Researchers at Cornell University have created a self-assembled, three-dimensional superconductor

New York: Researchers at Cornell University have blazed a new trail by creating a self-assembled, three-dimensional superconductor.
It is the first time a superconductor, in this case niobium nitride (NbN), has self-assembled into a porous, 3-D gyroidal structure, said lead researcher Ulrich Wiesner, a materials science and engineering professor.
The gyroid is a complex cubic structure based on a surface that divides space into two separate volumes that are inter-penetrating and contain various spirals. 

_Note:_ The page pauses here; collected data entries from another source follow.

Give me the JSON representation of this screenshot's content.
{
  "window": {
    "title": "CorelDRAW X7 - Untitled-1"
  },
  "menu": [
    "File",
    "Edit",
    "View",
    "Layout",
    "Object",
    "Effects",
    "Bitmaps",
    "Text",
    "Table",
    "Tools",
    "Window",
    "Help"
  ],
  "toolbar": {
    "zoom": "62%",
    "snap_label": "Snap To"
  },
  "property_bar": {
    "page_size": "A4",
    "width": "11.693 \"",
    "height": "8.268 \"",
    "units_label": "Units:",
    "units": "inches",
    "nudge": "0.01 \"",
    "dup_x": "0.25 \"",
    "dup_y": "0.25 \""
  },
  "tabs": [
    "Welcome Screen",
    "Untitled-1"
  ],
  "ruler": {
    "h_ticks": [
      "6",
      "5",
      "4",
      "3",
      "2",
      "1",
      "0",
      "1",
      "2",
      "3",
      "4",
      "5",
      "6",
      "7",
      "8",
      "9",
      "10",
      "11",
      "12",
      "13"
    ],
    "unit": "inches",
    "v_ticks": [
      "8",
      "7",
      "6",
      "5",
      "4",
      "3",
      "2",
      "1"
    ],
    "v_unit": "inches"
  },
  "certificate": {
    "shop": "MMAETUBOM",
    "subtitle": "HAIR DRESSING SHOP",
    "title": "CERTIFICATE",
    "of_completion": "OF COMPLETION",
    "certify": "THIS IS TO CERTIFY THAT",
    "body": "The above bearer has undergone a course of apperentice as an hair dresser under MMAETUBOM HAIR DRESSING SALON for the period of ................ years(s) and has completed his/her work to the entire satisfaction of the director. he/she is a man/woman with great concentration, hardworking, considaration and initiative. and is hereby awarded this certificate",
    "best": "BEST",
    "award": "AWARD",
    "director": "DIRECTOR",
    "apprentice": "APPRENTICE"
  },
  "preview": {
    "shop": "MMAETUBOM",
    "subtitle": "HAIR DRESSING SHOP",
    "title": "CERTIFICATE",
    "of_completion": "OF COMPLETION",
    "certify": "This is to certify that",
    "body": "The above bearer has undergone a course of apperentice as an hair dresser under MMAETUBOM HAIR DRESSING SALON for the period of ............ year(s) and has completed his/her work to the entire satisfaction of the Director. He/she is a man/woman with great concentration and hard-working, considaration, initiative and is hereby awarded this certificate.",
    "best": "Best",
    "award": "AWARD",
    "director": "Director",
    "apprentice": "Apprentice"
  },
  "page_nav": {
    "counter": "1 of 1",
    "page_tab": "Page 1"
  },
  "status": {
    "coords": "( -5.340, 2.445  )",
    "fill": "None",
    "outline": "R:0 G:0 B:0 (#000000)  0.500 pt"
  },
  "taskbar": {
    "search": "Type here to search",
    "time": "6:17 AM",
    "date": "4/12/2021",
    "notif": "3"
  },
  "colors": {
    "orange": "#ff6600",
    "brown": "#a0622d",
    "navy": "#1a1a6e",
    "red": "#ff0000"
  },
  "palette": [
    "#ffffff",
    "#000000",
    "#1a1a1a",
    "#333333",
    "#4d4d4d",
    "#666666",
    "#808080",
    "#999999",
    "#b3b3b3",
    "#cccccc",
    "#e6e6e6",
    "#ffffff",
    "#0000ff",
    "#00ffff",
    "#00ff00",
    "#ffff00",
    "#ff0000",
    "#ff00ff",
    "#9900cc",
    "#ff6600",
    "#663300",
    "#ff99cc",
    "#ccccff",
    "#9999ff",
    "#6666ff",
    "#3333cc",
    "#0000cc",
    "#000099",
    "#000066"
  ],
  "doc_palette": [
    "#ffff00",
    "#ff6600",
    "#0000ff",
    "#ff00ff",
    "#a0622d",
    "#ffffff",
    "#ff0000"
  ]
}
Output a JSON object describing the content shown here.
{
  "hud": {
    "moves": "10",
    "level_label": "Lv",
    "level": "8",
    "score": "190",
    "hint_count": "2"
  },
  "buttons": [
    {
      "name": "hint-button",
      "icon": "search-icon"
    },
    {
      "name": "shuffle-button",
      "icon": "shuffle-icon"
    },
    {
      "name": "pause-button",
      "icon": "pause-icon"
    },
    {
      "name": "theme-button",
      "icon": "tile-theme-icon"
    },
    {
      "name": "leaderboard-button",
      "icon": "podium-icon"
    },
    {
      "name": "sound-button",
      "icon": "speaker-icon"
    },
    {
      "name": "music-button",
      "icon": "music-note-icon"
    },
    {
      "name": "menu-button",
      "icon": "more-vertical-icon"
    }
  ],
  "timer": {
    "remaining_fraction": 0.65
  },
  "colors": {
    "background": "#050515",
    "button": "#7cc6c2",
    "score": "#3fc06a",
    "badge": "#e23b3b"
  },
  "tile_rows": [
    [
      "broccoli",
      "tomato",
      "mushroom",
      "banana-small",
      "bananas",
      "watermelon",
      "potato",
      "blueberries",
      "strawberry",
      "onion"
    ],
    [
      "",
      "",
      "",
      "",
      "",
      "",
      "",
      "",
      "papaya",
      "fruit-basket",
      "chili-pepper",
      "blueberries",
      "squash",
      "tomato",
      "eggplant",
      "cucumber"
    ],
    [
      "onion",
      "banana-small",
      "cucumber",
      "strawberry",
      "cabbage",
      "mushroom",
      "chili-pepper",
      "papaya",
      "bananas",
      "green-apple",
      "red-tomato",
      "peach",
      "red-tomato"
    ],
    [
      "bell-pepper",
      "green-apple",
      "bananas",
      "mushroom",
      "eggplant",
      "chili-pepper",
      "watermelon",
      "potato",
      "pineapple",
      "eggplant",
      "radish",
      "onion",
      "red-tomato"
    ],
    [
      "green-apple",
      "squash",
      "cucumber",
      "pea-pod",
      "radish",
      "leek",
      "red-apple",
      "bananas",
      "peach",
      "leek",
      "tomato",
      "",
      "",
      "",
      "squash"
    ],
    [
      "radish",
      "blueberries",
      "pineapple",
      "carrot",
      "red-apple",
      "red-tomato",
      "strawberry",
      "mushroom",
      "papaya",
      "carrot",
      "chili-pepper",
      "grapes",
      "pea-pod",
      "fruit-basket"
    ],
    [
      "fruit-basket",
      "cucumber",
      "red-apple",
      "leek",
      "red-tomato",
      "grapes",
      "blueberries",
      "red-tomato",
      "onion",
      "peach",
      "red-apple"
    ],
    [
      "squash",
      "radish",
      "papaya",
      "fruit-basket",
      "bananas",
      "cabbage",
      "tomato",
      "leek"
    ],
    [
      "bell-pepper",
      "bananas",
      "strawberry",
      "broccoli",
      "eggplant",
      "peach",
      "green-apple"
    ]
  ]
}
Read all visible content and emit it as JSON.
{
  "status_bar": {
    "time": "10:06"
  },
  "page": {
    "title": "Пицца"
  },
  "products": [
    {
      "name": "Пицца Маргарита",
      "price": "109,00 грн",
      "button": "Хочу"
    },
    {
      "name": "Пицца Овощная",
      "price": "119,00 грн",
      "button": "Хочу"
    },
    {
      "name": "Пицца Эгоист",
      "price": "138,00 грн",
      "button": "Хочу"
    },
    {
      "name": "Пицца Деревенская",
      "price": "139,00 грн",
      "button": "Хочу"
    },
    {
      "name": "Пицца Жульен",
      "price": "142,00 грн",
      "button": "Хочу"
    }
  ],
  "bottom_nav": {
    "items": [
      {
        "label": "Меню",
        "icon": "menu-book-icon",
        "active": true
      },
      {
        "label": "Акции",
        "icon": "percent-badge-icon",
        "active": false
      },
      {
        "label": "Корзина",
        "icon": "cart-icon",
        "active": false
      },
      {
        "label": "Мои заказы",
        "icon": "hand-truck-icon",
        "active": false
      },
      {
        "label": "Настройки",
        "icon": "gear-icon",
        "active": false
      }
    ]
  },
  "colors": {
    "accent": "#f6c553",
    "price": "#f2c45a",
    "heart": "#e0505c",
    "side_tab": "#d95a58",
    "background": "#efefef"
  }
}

"We are saying to the superconducting community, 'Hey, look guys, these organic block copolymer materials can help you generate completely new superconducting structures and composite materials, which may have completely novel properties and transition temperatures. This is worth looking into,'" Wiesner said.
The findings appeared in the journal Science Advances.
Currently, superconductivity for practical uses such as in magnetic resonance imaging (MRI) scanners and fusion reactors is only possible at near about -273 degrees Celsius, although recent experimentation has yielded superconducting at a comparatively balmy -70 degrees Celsius.
"There is this effort in research to get superconducting at higher temperatures, so that you do not have to cool anymore," Wiesner said.
"That would revolutionise everything. There is a huge impetus to get that," Wiesner explained.
In the first attempt to achieve superconductivity, the niobium oxide was heated to a temperature of 700 degrees Celsius. 
After cooling the material to room temperature, it was determined that superconductivity had not been achieved. The same material was then heated to 850 degrees, cooled and tested, and superconductivity had been achieved.
"We tried going directly to 850, and that did not work," Wiesner said. 
"So we had to heat it to 700, cool it and then heat it to 850 and then it worked," Wiesner noted.